How Many Days Does It Take a New York Times Reporter to Get Five Usable Quotes From a Flailing Mogul?
Three! That's how many days Times reporter Geraldine Fabrikant—one half of the duo behind today's sympathy-for-the-rich piece about the decline of the super-wealthy—spent hanging out in New Mexico with deflated multimillionaire John McAfee. Why are newspapers dying, again?
The Times story was a wide-angle look at the effect of the recession on extremely rich people, gathering data, analysis from experts, and anecdotes to make the rather obvious case that when the stock market crashes, rich people lose money, and that when rich people lose money, they have less of it to spend.
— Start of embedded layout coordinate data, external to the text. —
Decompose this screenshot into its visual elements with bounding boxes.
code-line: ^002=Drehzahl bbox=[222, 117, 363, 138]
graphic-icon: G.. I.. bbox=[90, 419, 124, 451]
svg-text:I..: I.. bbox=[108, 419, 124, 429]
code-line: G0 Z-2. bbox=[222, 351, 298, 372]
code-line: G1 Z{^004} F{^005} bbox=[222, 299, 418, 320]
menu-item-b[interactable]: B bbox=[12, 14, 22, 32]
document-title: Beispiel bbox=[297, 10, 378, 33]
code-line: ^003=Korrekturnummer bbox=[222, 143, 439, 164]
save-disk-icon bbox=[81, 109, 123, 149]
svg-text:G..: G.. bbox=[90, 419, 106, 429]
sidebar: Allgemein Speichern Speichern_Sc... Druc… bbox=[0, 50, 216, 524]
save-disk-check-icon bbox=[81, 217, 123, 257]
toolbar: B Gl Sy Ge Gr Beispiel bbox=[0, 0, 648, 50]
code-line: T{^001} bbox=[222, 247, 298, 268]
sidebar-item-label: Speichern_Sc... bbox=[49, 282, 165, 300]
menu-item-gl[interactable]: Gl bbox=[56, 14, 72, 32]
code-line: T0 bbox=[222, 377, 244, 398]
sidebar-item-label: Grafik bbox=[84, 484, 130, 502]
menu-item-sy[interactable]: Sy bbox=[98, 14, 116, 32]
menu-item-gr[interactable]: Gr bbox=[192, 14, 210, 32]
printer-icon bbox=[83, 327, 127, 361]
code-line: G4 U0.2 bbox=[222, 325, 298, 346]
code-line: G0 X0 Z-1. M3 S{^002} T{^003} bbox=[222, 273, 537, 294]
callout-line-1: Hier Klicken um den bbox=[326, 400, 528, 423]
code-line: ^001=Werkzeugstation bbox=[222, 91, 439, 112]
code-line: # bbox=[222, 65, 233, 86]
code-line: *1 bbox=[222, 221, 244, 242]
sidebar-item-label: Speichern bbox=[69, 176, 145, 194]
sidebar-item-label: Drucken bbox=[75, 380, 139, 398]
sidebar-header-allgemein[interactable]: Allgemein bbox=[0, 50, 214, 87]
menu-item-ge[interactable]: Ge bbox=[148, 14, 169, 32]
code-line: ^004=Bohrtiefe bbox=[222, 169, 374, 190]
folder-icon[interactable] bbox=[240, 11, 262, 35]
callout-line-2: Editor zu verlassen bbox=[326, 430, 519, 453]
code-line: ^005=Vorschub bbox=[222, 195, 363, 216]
The human side of the story is represented by McAfee, a software entrepreneur who dramatically downsized his lavish spending in the wake of the crash.
McAfee's tale was an important thread to the story, but it was by no means a profile. He was merely used to illustrate their larger point—he was quoted five times in the 2,800-word piece. Which is why we were astonished to read, in McAfee's response to the many commenters on the Times' Economix blog who were critical of his woe-is-me posturing, that Fabrikant spent three days with him in New Mexico:
Much of what Geraldine and I discussed during her three days in New Mexico and numerous phone calls did not make it into the story, most specifically: my attitude toward my own actions.
That's three days of expense-account hotels, expense-account meals, expense-account rental cars, all in order to get five quotes. We know that the quotes-to-days metric is overly reductive, but it's not like the story is chock full of highly textured and nuanced descriptions of things that you had to be there to see. There are many good reasons that newspapers have enormous newsgathering costs. This is not one of them.